We live in a world with endless inventions that were unthinkable just a few decades ago. From the TV to the telephone, the light bulb to the car, modern conveniences are firmly entrenched into our day-to-day lives.
The stories behind some of these ground-breaking inventions can be traced through the associated patent applications. Here are six of the most fascinating backgrounds behind inventions we use every day.
The light bulb
The patent for the light bulb went to Thomas Edison on 27 January 1880. It covered every element contained within his incandescent lamp and is the patent behind the domestic lightbulb.
Edison’s lack of formal education didn’t slow his innovative drive, and he became one of the most prolific inventors ever. His research laboratories in New Jersey created 1,093 patented inventions and innovations, ranging from the phonograph to the moving picture camera.
Although scientists had been trying to come up with a practical light bulb for domestic use for decades, it wasn’t until 1878 that Edison managed it. His researchers ploughed through thousands of versions to finally emerge with the invention that lit up our lives.
The television system
The first television system that captured moving images using a stream of electrons was invented by 21-year-old Philo T Farnsworth in 1927. He began developing the system while still in high school, and by 1934 his electronic television system had made mechanical version obsolete.
The colour television
In 1925, Russian inventor Vladimir K Zworykin filed a patent disclosure for an electronic colour TV system. However, this never became a reality, and it wasn’t until the latter half of the 1940s that the first colour TV system was invented. Researchers at RCA Labs eventually developed the colour TV, and the complex timeline of information can be found here.
Perhaps the most impactful patent in history was granted to Alexander Graham Bell in March 1876. Patent #174,465 was for the telephone, an invention that forever changed the world we live in.
While today it’s an established fact that Bell invented the phone, his journey to ownership of this title as complex. On 7 March 1876, Bell filed his patent application just a few hours before a rival inventor Elisha Gray filed his, also for a telephone. It’s unclear what happened on that day, but critics of Bell insist that he somehow altered his patent after Gray filed his.
Many hundreds of lawsuits later, the world accepted Bell’s ownership of the invention. The first of these was during the years immediately following the patent awarded to him. Bell was struggling for money and offered his patent to Western Union for $100,000. The company refused and set its sights on the telegram as the future of communication.

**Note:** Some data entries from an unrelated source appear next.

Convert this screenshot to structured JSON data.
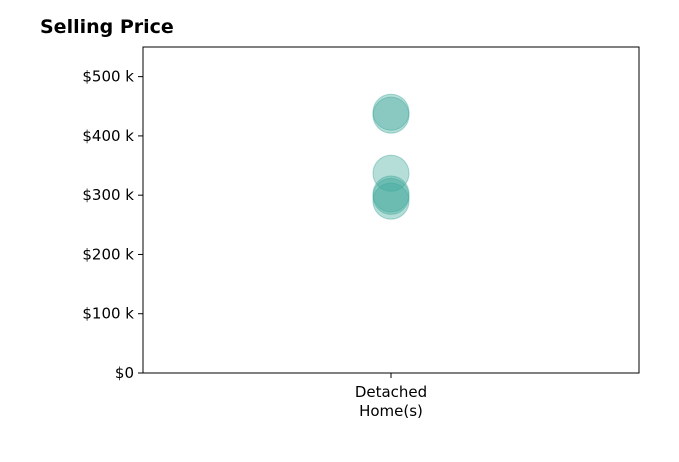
{
  "chart_data": {
    "type": "scatter",
    "title": "Selling Price",
    "xlabel": "",
    "ylabel": "",
    "categories": [
      "Detached\nHome(s)"
    ],
    "y_ticks": [
      "$0",
      "$100 k",
      "$200 k",
      "$300 k",
      "$400 k",
      "$500 k"
    ],
    "y_tick_values": [
      0,
      100000,
      200000,
      300000,
      400000,
      500000
    ],
    "ylim": [
      0,
      550000
    ],
    "grid": false,
    "series": [
      {
        "category": "Detached\nHome(s)",
        "values": [
          440000,
          435000,
          337000,
          302000,
          298000,
          290000
        ]
      }
    ],
    "colors": {
      "marker": "#40a99b",
      "axis": "#000000"
    }
  }
}
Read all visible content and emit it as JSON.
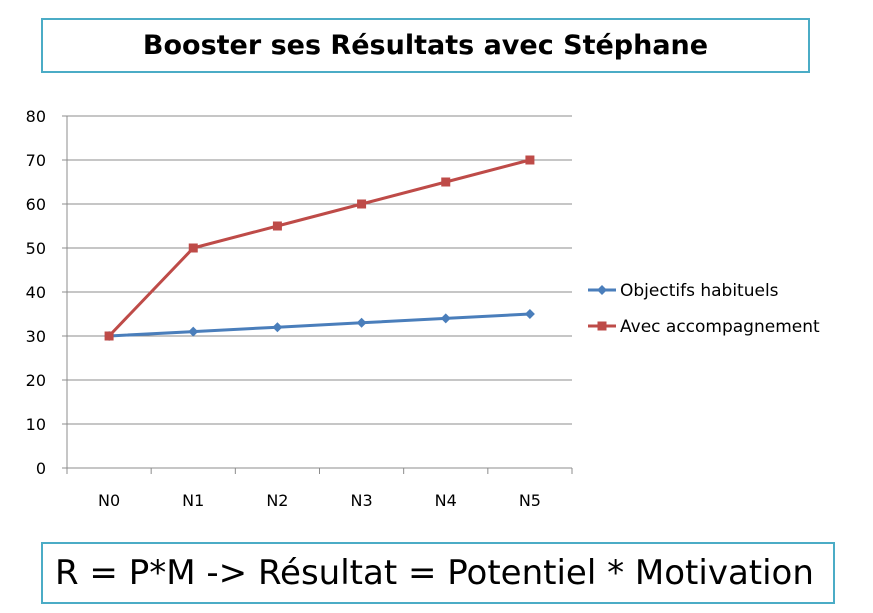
{
  "title": "Booster ses Résultats avec Stéphane",
  "formula": "R = P*M -> Résultat = Potentiel * Motivation",
  "chart_data": {
    "type": "line",
    "categories": [
      "N0",
      "N1",
      "N2",
      "N3",
      "N4",
      "N5"
    ],
    "series": [
      {
        "name": "Objectifs habituels",
        "values": [
          30,
          31,
          32,
          33,
          34,
          35
        ],
        "color": "#4a7ebb",
        "marker": "diamond"
      },
      {
        "name": "Avec accompagnement",
        "values": [
          30,
          50,
          55,
          60,
          65,
          70
        ],
        "color": "#be4b48",
        "marker": "square"
      }
    ],
    "yticks": [
      0,
      10,
      20,
      30,
      40,
      50,
      60,
      70,
      80
    ],
    "ylim": [
      0,
      80
    ],
    "grid": true,
    "legend": "right"
  }
}
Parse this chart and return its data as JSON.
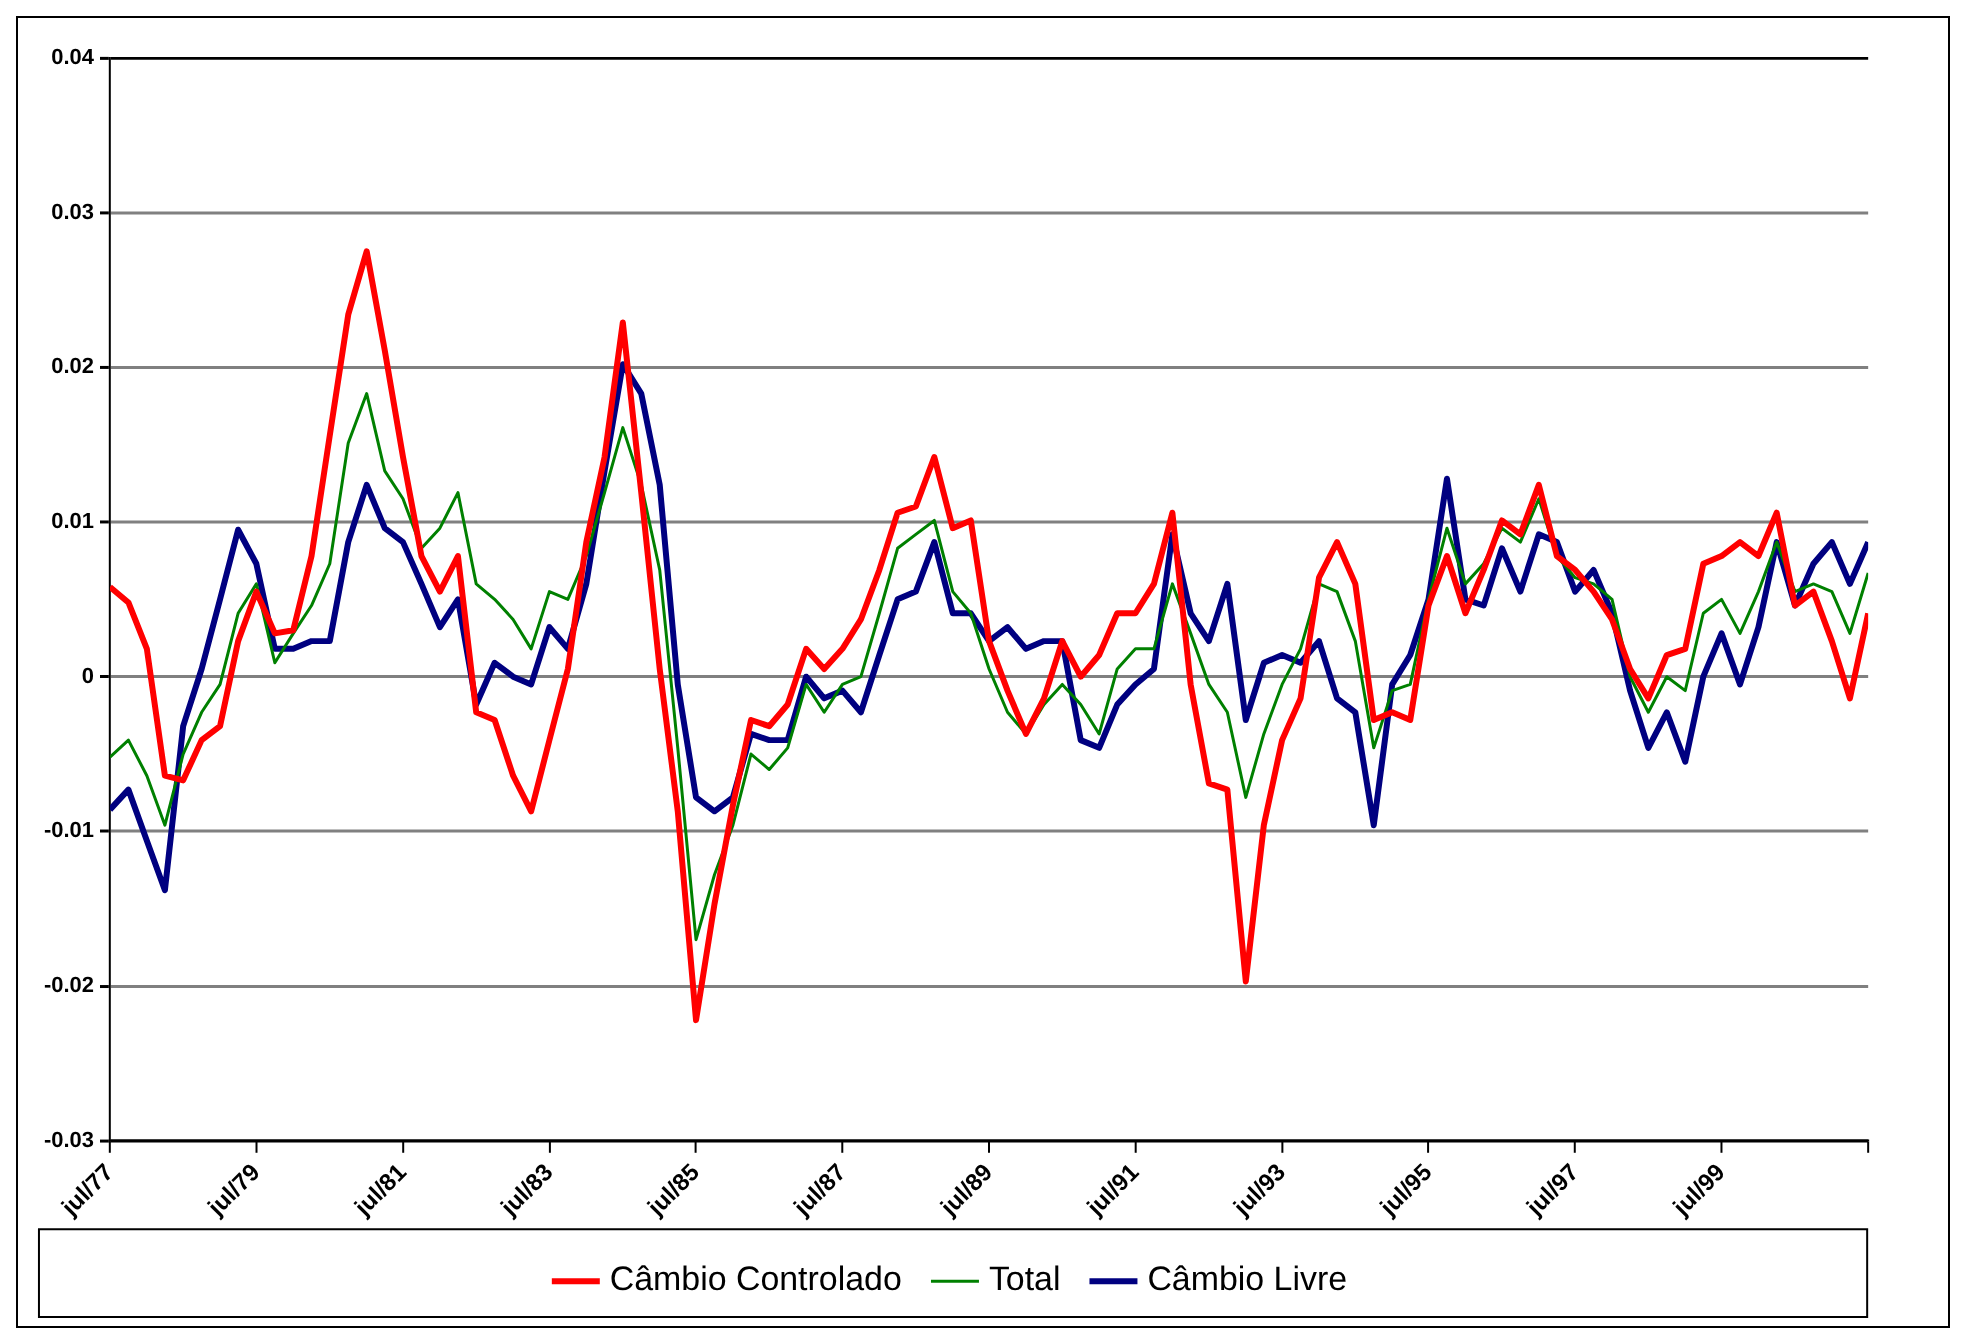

When it became clear they had made a massive error, Western Union simply set themselves up as a rival to Bell and made their own phones. A further 1,730 companies did the same, regardless of Bell’s patent. Following legal action, most of these companies failed and Bell ended up founding comms giant AT&T in 1885.
In January 1886, Carl Benz applied for the patent that would lead to the first motor car. US patent #37435 was for a “vehicle powered by a gas engine” and should be thought of as the birth certificate for today’s car. In July 1886, the first three-wheeled Benz Patent Motor Car was out in public.
Two years later, Carl’s wife (Bertha Benz) took her two sons on what would be the world’s first long-distance car journey. She travelled from Mannheim to Pforzheim, which is a distance of 180km. Not only was it a success on a personal level, it also showed the world the potential of motor cars.
The electronic digital computer
The Atanasoff Berry Computer (ABC) was the first electronic digital computer to be created. Built by Dr John Vincent Atanasoff and Clifford Berry, both from Iowa State University, the ABC weighed 340kg (750lbs). It looked more like a heavy office desk, rather than anything we know of today as a computer.
Despite its different appearance, the ABC included various functions that are still used today. These include a binary numerical system, electronic amps, a regenerative memory and separate memory and computing functions.
WW2 broke out before the ABC was patented, and Atanasoff and Berry focused on other matters. In the meantime, inventors Eckert and Mauchly were developing the Electronic Numerical Integrator and Computer (ENIAC). They were granted the patent for the first computer in 1964, but it was revoked in 1972 by a US District Judge who found that they had essentially taken the invention from Dr Atanasoff.